Company ethics codes mere window dressing, global study finds

Media release
12 May 2008
A Deakin University business ethics expert has called on the Federal Government to legislate to force Australian corporations to comply with their code of ethics.

A Deakin University business ethics expert has called on the Federal Government to legislate to force Australian corporations to comply with their code of ethics.

Associate Professor Greg Wood from the University's Bowater School, who has looked at company compliance with their code of ethics said his research showed that while many companies had an ethical code, few aligned it with their activities in the market place - a practice which could lead to another Enron or HIH.

The survey has been run over 10 years and looked at Australia's top 500 companies' commitment to business ethics. It has been replicated in Canada, Sweden, the United States, Turkey and Taiwan.

"If you look at legislative change and company behaviour, there is a clear link," Professor Wood said. "For instance companies' support for whistleblowers coincided with changes to the Corporations Act."

Professor Wood said business ethics was not a major consideration in Australia until the stock market crash of 1987.

"This event, and the more recent USA Sub Prime crisis has put the spotlight firmly on the ethical practices of a number of high profile companies and individuals.

"When we started our Australian study, the collapses of One.Tel, Ansett, HIH were still five years away. However, with the USA Sub Prime crisis, the sentencing of former HIH executives and the James Hardie asbestos payout saga continuing to play out in the media one has to ask has business ethics evolved to a higher level or are we still stuck in the past?

"What came through in the Australian study and was echoed in the overseas research was that while companies had a code of ethics, and these numbers increased year on year, less than half used them in strategic planning. This was despite companies communicating their ethical codes widely and using them for disciplinary purposes.

"If a company does not consider its code in its strategic planning processes then how does it ensure that its strategic plan, which guides its actions in the market place, is not at odds with its espoused ethical principles?"

Associate Professor Wood believes that this gap is the "chink in the armour" and may explain why miscreant behaviour from companies that otherwise appear to be doing good is still seen.

"One of the reasons these high profile company crises continue to arise may well be because the code of ethics is rarely considered in the strategic planning process," he said.

"They are not looking at them as linked documents. This is fundamental. It is not a new idea but strange that today that it is not happening even in companies that have all of the business ethics artefacts in place to support the ethos of the code. One would expect that a code of ethics would be integral to strategy formulation.

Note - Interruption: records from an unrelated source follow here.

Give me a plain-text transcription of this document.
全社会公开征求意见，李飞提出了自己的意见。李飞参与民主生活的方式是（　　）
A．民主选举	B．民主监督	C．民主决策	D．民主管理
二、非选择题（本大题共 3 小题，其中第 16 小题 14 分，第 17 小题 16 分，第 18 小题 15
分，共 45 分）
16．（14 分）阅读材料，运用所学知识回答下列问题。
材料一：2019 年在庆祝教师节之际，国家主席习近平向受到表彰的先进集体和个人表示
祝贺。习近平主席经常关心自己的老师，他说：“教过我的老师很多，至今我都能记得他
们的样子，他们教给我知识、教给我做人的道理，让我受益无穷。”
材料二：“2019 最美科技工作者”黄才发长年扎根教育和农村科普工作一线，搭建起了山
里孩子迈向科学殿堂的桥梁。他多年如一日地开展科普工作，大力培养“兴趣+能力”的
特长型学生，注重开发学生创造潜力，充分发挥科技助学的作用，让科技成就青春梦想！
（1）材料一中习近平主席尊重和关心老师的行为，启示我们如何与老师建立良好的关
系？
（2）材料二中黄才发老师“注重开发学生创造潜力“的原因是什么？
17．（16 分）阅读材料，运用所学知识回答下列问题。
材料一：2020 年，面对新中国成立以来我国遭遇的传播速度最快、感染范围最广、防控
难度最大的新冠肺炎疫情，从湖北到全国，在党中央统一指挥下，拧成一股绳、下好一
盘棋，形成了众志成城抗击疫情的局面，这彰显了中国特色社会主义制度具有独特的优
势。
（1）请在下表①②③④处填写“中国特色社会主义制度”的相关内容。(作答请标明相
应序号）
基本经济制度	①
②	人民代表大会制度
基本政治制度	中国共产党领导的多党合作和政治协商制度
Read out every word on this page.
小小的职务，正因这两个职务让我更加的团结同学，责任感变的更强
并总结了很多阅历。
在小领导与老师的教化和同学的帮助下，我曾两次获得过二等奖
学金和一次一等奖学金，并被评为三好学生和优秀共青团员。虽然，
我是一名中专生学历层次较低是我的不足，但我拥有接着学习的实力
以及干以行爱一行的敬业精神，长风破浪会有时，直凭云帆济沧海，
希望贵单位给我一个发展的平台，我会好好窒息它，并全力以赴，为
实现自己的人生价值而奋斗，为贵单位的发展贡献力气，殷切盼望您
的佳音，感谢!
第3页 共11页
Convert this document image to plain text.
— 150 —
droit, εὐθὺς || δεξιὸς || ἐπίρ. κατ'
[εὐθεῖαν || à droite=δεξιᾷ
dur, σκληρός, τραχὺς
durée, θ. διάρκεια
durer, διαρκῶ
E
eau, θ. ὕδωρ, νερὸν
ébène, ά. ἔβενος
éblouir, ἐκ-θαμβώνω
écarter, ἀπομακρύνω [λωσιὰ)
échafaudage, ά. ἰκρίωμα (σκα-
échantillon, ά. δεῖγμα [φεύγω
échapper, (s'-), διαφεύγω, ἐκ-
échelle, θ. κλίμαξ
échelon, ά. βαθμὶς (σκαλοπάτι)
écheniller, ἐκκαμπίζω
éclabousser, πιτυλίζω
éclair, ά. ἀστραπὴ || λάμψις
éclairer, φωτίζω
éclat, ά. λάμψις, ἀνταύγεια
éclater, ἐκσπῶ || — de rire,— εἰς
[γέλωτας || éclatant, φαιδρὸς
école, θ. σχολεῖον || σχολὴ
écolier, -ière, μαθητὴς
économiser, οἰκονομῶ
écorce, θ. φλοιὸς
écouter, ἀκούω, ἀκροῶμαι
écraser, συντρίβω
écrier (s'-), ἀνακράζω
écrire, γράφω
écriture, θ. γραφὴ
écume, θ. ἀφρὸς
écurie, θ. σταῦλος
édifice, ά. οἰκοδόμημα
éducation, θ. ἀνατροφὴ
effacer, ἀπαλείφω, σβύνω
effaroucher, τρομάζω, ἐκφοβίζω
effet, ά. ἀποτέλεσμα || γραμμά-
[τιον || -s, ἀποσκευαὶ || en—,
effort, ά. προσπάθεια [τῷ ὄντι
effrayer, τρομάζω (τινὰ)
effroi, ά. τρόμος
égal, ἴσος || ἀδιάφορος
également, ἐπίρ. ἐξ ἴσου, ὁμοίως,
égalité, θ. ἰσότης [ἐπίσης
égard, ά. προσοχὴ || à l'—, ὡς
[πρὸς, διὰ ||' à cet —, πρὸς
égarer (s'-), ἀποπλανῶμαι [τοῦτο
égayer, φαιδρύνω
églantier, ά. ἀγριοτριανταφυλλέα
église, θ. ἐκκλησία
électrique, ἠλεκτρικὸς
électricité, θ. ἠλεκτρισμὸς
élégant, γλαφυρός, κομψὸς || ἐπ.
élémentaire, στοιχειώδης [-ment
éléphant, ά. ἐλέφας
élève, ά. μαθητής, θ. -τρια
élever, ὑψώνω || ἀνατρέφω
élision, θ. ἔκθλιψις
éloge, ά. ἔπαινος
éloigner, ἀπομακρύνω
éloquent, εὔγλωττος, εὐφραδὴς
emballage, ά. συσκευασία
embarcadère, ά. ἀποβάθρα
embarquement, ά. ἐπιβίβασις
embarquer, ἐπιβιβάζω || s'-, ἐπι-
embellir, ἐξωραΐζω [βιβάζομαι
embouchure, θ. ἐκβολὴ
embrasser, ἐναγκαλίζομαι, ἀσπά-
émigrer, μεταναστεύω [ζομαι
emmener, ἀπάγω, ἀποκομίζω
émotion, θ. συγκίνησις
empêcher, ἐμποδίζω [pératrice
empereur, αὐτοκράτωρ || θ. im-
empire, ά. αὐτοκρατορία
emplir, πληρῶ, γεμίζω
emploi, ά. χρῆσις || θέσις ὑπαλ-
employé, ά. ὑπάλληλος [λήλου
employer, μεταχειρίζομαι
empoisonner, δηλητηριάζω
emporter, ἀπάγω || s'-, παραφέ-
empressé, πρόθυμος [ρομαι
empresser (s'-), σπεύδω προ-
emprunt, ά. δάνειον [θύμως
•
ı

"It could lead one to proffer a cynical view that for some companies these ethical codes are little more than window dressing or a PR device aimed to deflect scrutiny of the organisation or worse viewed as a legal defence against potential accusations of malfeasance rather than as a document that is embedded for its intrinsic value in to the organisation's psyche."

Further information about the study:

A three-stage research procedure was used and conducted across 1995 and 1996. The process was replicated in 2000 and 2001 and then replicated again over 2005 and 2006. A questionnaire was sent to all of the public relations managers of the top 500 Australian companies (based on revenue) operating in the private sector: firms which, for several reasons such as size of turnover, employee numbers, business profile and the like, are more probable to have developed a formal ethics code. Companies were asked to answer up to 30 questions and to supply a copy of their code of ethics. The second stage involved the content analysis of codes of ethics supplied by survey respondents. The third stage involved a more detailed follow-up of a small group of firms that appeared to be close to best practice.